En effet, il n'y a rien de nouveau dans les mesures qui sont annoncées : soit on réforme des choses qui ont été modifiées au cours des deux dernières années par le gouvernement Villepin, soit on réinvente des choses qui existent déjà. Quelques exemples :

-         L'hospitalisation d'office de ce type de détenus est prévue par le code de la Santé et l'expertise psychiatrique est déjà pratiquée pour les détenus dangereux

-         Les remises de peines automatiques ne sont automatiques que depuis 2004-2006

-         La généralisation du bracelet électronique est une bonne mesure mais elle existe depuis 2005 et à ce jour, il n'y a que dix personnes en France qui en bénéficient parce qu'il n'y a pas du tout de budget

-         L’ouverture d’un hôpital fermé à Lyon en 2009 (le maire de la ville n’a même pas été consulté) tient du gag : 3 établissements de ce type existent déjà en France dont celui de Caen d’où sortait Francis EVRARD. Seul problème : les unités de soins ne fonctionnent pas...faute de moyens financiers

Comme à chaque fois avec Sarkozy, on légifère sous le coup de l'émotion et on fait des mauvaises lois dans la précipitation. Le vrai  problème est celui du suivi des délinquants sexuels et donc celui du manque de psychiatres, de psychologues et d'éducateurs en prison. On en revient à la question des moyens…car si on ne soigne pas pendant le séjour en prison, on a très peu de chances d'avoir des résultats positifs après.
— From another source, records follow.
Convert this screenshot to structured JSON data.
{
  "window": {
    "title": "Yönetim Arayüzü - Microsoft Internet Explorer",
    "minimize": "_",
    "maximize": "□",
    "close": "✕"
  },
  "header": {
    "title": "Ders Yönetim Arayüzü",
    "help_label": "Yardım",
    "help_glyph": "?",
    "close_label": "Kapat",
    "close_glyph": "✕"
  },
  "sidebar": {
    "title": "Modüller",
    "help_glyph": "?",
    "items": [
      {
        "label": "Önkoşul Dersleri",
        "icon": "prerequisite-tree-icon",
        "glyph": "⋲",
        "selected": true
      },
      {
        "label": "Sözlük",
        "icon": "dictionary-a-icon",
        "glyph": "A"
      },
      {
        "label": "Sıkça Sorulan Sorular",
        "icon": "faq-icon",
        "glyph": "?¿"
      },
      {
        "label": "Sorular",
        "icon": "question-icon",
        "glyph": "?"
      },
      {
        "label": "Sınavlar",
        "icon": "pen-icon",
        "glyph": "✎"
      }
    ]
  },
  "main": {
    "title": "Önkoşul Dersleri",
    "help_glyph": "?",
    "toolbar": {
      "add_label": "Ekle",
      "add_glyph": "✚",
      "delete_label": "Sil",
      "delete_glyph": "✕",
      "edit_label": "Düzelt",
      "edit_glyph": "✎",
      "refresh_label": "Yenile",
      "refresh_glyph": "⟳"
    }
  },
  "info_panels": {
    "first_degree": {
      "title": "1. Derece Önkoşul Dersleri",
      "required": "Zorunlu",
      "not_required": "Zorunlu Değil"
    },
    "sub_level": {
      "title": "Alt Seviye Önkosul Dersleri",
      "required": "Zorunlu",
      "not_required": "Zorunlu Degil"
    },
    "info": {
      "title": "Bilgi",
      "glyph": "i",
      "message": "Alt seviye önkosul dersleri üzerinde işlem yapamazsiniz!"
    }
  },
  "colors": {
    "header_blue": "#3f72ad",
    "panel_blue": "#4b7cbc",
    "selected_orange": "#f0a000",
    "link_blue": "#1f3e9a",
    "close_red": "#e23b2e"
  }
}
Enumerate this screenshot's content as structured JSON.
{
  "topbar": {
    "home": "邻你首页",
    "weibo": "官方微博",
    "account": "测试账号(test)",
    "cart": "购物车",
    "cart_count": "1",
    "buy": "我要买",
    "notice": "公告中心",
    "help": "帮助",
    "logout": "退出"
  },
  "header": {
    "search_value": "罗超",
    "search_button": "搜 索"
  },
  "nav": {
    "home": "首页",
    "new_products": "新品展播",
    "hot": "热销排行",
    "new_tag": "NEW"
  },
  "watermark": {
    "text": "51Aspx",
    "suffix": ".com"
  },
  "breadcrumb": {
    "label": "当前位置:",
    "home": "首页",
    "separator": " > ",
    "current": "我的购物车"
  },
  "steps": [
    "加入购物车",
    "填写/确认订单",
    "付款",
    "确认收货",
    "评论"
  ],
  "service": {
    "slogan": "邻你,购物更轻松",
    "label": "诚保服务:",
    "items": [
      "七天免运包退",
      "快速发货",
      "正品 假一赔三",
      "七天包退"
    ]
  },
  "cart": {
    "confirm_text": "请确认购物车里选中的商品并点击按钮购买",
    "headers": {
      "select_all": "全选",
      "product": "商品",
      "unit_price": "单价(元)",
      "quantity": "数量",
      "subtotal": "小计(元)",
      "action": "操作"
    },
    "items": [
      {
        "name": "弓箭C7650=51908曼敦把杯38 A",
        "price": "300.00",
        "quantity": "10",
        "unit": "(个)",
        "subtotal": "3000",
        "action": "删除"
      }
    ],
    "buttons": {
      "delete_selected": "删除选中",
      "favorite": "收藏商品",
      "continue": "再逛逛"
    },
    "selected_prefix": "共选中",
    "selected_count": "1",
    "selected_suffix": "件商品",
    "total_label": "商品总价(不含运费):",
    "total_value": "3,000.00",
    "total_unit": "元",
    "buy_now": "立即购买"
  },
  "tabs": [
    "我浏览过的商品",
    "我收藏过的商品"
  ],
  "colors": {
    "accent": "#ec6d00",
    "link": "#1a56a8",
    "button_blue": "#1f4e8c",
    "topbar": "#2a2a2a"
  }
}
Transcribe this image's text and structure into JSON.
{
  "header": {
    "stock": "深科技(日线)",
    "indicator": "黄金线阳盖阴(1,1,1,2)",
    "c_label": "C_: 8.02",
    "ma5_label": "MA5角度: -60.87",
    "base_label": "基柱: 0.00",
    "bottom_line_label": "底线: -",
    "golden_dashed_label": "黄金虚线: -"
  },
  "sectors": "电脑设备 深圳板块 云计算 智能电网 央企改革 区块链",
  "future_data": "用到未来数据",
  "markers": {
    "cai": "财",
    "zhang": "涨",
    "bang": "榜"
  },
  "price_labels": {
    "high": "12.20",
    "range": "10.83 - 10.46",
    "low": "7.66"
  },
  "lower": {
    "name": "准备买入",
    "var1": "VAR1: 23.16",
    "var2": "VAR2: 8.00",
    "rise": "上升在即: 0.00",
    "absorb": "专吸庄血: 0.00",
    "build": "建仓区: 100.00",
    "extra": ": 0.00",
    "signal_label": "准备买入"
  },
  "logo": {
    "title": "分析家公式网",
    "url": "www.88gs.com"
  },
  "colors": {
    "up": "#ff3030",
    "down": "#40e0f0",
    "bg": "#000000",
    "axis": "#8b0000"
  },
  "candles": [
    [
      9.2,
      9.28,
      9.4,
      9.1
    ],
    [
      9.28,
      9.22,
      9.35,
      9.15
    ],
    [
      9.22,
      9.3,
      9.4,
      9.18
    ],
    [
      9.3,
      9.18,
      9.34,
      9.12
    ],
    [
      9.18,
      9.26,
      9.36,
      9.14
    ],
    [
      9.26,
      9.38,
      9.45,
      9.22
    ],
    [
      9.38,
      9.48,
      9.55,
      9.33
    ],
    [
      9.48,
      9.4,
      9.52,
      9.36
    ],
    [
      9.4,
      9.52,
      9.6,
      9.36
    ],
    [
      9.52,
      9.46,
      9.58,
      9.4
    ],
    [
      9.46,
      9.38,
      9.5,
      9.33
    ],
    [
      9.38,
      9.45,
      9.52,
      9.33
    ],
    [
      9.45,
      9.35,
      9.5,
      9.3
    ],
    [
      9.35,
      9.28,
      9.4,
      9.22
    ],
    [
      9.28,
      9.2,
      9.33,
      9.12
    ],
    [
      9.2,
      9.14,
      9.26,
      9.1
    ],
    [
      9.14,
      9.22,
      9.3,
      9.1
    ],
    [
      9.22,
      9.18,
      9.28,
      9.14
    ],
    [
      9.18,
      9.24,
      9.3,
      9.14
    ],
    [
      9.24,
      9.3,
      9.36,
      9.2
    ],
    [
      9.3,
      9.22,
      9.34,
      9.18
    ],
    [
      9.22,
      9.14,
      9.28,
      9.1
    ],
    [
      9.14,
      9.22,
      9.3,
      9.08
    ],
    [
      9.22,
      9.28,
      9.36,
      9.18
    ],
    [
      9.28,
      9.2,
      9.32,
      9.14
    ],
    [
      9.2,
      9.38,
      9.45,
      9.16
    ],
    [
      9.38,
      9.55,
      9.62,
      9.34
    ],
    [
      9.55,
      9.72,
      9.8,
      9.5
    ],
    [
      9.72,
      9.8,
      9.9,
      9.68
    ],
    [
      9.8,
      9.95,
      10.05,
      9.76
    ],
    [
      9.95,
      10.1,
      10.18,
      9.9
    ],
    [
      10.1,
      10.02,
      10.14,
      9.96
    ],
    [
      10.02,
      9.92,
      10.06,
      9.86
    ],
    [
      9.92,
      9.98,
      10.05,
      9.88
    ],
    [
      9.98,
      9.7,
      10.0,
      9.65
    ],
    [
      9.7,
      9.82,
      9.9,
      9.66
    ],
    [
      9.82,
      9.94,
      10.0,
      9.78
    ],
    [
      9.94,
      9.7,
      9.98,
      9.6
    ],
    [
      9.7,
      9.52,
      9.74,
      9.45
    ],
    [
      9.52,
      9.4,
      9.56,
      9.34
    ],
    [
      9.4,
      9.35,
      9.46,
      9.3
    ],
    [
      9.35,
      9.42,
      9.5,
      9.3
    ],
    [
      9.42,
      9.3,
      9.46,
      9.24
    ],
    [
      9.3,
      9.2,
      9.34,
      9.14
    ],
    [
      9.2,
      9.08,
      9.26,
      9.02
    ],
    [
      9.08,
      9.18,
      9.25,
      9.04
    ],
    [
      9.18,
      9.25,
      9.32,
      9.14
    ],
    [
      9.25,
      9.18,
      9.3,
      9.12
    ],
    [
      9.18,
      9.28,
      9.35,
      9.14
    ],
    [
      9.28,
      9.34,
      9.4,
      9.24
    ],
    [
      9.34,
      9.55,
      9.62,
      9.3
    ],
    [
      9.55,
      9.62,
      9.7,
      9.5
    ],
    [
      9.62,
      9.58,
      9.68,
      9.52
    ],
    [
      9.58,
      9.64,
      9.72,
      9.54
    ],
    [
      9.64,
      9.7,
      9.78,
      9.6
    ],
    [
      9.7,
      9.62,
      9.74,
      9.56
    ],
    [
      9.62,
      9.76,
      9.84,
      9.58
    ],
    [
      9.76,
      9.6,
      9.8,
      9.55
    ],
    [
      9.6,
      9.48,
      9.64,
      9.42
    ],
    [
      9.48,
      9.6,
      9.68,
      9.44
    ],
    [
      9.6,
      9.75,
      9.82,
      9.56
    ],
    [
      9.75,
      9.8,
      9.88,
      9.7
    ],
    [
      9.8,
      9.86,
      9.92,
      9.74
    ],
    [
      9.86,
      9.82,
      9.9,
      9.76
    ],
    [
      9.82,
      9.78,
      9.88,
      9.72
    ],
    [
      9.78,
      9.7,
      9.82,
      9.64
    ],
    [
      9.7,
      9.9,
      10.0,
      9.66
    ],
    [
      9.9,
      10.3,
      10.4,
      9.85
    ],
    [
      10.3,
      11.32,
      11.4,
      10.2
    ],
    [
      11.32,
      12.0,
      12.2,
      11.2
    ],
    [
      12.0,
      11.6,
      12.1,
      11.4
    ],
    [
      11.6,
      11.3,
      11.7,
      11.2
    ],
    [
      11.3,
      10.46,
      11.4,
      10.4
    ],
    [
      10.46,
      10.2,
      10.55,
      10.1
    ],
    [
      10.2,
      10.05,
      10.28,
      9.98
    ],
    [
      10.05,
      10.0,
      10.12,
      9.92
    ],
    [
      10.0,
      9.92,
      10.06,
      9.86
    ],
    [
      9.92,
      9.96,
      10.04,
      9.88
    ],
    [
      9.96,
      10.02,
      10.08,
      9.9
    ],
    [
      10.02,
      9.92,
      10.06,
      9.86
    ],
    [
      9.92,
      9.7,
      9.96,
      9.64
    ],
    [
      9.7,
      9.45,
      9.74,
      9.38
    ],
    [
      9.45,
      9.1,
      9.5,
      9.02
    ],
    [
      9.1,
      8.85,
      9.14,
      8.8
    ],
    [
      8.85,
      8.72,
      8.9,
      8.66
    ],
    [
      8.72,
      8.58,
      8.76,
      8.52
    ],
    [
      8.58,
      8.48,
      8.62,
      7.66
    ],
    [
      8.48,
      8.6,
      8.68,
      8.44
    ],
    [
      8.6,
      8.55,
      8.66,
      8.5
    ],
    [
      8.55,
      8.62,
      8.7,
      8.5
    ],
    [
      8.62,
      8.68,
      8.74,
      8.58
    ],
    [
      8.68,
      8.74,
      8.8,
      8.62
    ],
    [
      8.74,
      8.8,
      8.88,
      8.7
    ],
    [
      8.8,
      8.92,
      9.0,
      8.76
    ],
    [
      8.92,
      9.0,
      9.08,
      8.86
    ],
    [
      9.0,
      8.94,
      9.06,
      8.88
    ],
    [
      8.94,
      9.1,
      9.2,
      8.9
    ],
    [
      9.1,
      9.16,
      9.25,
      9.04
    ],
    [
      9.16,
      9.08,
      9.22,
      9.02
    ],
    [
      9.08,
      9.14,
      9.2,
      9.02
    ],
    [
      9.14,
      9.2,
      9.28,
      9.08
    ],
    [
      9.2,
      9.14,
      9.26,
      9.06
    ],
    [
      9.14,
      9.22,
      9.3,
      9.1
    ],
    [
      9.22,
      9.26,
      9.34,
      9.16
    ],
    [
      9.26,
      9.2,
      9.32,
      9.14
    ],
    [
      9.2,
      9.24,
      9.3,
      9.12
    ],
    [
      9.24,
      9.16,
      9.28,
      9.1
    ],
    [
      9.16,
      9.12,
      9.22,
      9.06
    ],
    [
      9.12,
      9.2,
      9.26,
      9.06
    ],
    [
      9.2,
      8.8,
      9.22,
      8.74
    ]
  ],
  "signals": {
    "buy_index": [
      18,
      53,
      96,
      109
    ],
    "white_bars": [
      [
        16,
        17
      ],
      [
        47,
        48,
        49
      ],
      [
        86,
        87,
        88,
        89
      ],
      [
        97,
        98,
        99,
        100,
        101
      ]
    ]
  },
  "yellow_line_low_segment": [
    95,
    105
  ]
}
Et c’est là qu’on se dit  que les 13 milliards d’euros donnés en juillet par les députés UMP aux plus nantis auraient pu être mieux utilisés.

Au-delà du style du Président de la République, qui semble plaire encore à une large majorité de nos concitoyens, nous risquons collectivement de payer rapidement cette politique qui privilégie la forme sur le fond, l’action immédiate et irréfléchie sur des réformes partagées et concertées. Le réveil risque d’être difficile…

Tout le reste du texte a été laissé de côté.